Given a list of airline tickets represented by pairs of departure and arrival airports [from, to], reconstruct the itinerary in order. All of the tickets belong to a man who departs from JFK. Thus, the itinerary must begin with JFK.

Note:

1. If there are multiple valid itineraries, you should return the itinerary that has the smallest lexical order when read as a single string. For example, the itinerary ["JFK", "LGA"] has a smaller lexical order than ["JFK", "LGB"].
2. All airports are represented by three capital letters (IATA code).
3. You may assume all tickets form at least one valid itinerary.

Example 1:
tickets = [["MUC", "LHR"], ["JFK", "MUC"], ["SFO", "SJC"], ["LHR", "SFO"]]
Return ["JFK", "MUC", "LHR", "SFO", "SJC"].

Example 2:
tickets = [["JFK","SFO"],["JFK","ATL"],["SFO","ATL"],["ATL","JFK"],["ATL","SFO"]]
Return ["JFK","ATL","JFK","SFO","ATL","SFO"].
Another possible reconstruction is ["JFK","SFO","ATL","JFK","ATL","SFO"]. But it is larger in lexical order.

这里会有一些Corner Case：
[["JFK","KUL"],["JFK","NRT"],["NRT","JFK"]]。
不管怎样，保证只有一个终点。

解题思路：
这道题首先需要将输入存进map里面，然后用dfs的思想将边加入到结果里面。
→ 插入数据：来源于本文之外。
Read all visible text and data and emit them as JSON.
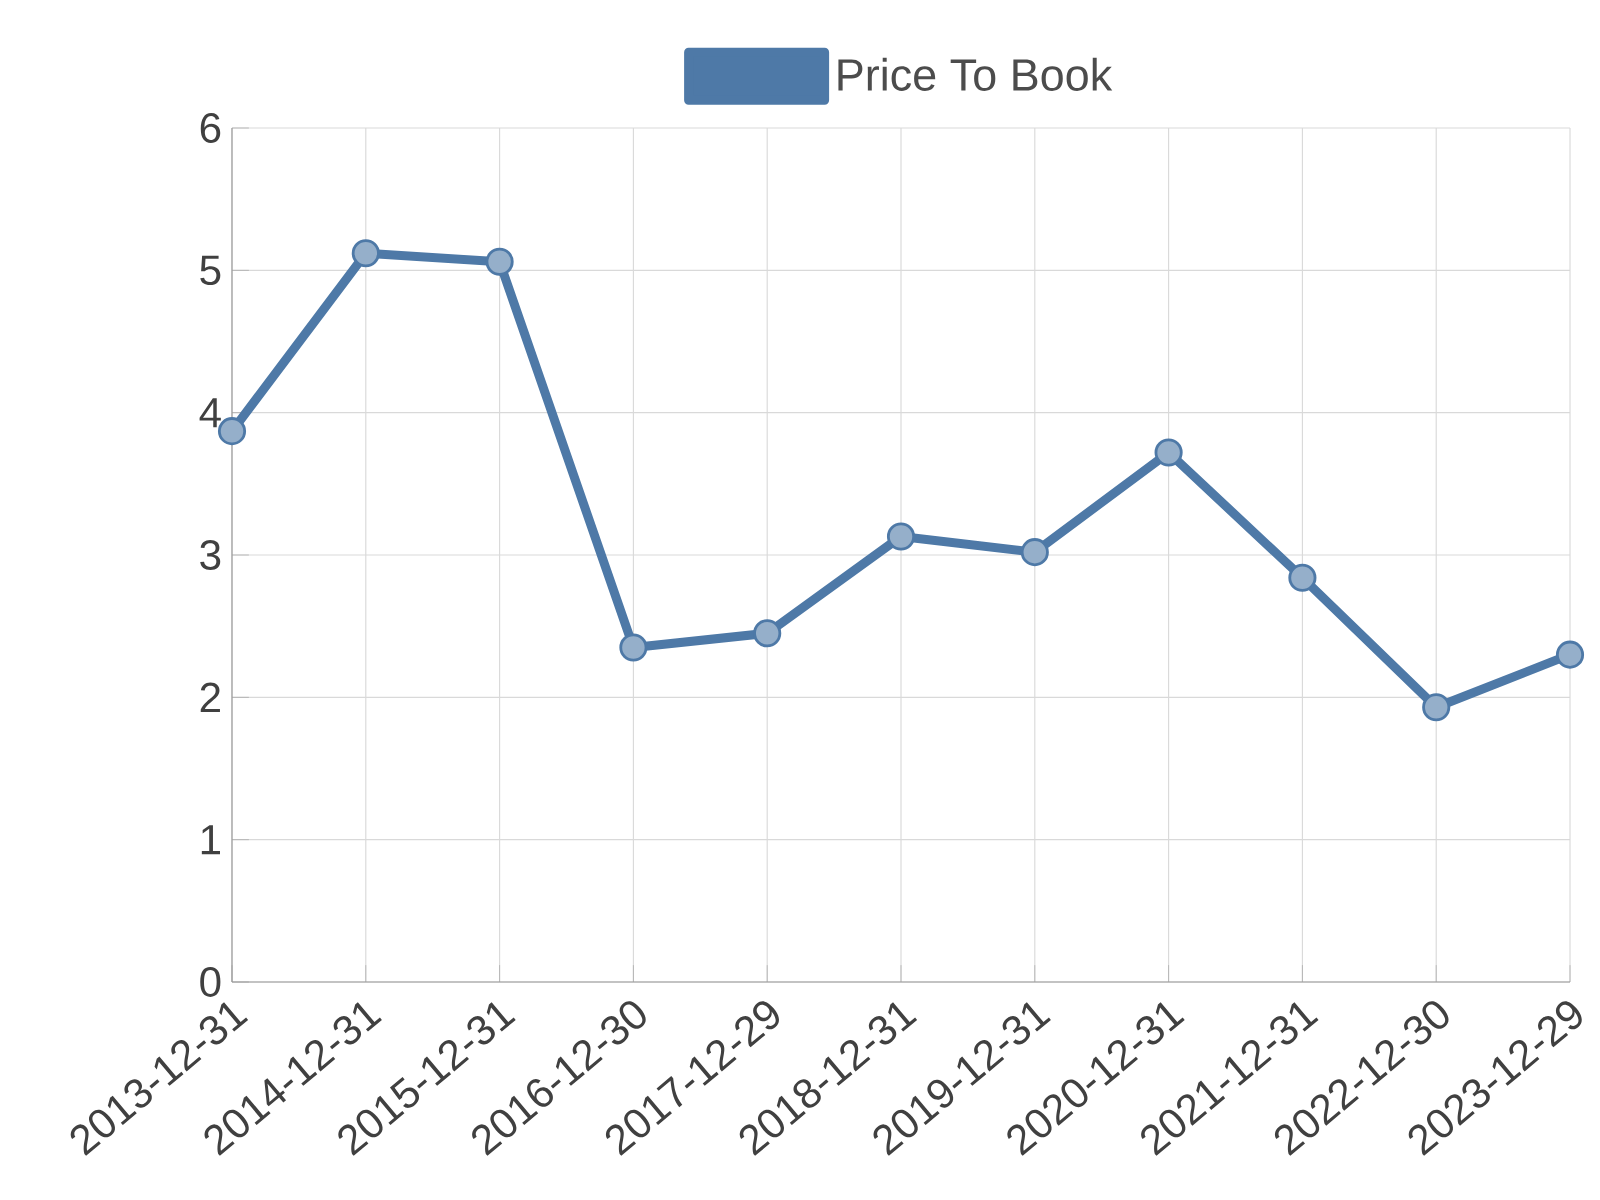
{
  "chart_data": {
    "type": "line",
    "categories": [
      "2013-12-31",
      "2014-12-31",
      "2015-12-31",
      "2016-12-30",
      "2017-12-29",
      "2018-12-31",
      "2019-12-31",
      "2020-12-31",
      "2021-12-31",
      "2022-12-30",
      "2023-12-29"
    ],
    "series": [
      {
        "name": "Price To Book",
        "color": "#4e79a7",
        "values": [
          3.87,
          5.12,
          5.06,
          2.35,
          2.45,
          3.13,
          3.02,
          3.72,
          2.84,
          1.93,
          2.3
        ]
      }
    ],
    "ylim": [
      0,
      6
    ],
    "yticks": [
      0,
      1,
      2,
      3,
      4,
      5,
      6
    ],
    "grid": true,
    "legend": "top",
    "marker": "circle",
    "line_style": "solid"
  }
}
需要注意的是有可能会首先到达目的地，这个时候就需要将某些点加入到stack里面，最后再放进结果的list里面。


代码：

public List<String> findItinerary(String[][] tickets) {
    Map<String, PriorityQueue<String>> map = new HashMap<>();
    int edge = tickets.length;
    for(int i = 0; i <= edge - 1; i++){
        String city1 = tickets[i][0];
        if(!map.containsKey(city1)){
            map.put(city1, new PriorityQueue<>());
        }
        map.get(city1).add(tickets[i][1]);
    }
    List<String> rst = new ArrayList<>();
    Stack<String> stack = new Stack<>();
    String curr = "JFK";
    for(int i = 0; i <= edge - 1; i++){
        // this while part is roll back
        while(!map.containsKey(curr) || map.get(curr).size() == 0){
            stack.push(curr);
            curr = rst.remove(rst.size() - 1);
        }
        rst.add(curr);
        curr = map.get(curr).poll();
    }
    rst.add(curr);
    while(!stack.isEmpty()){
        rst.add(stack.pop());
    }
    return rst;
}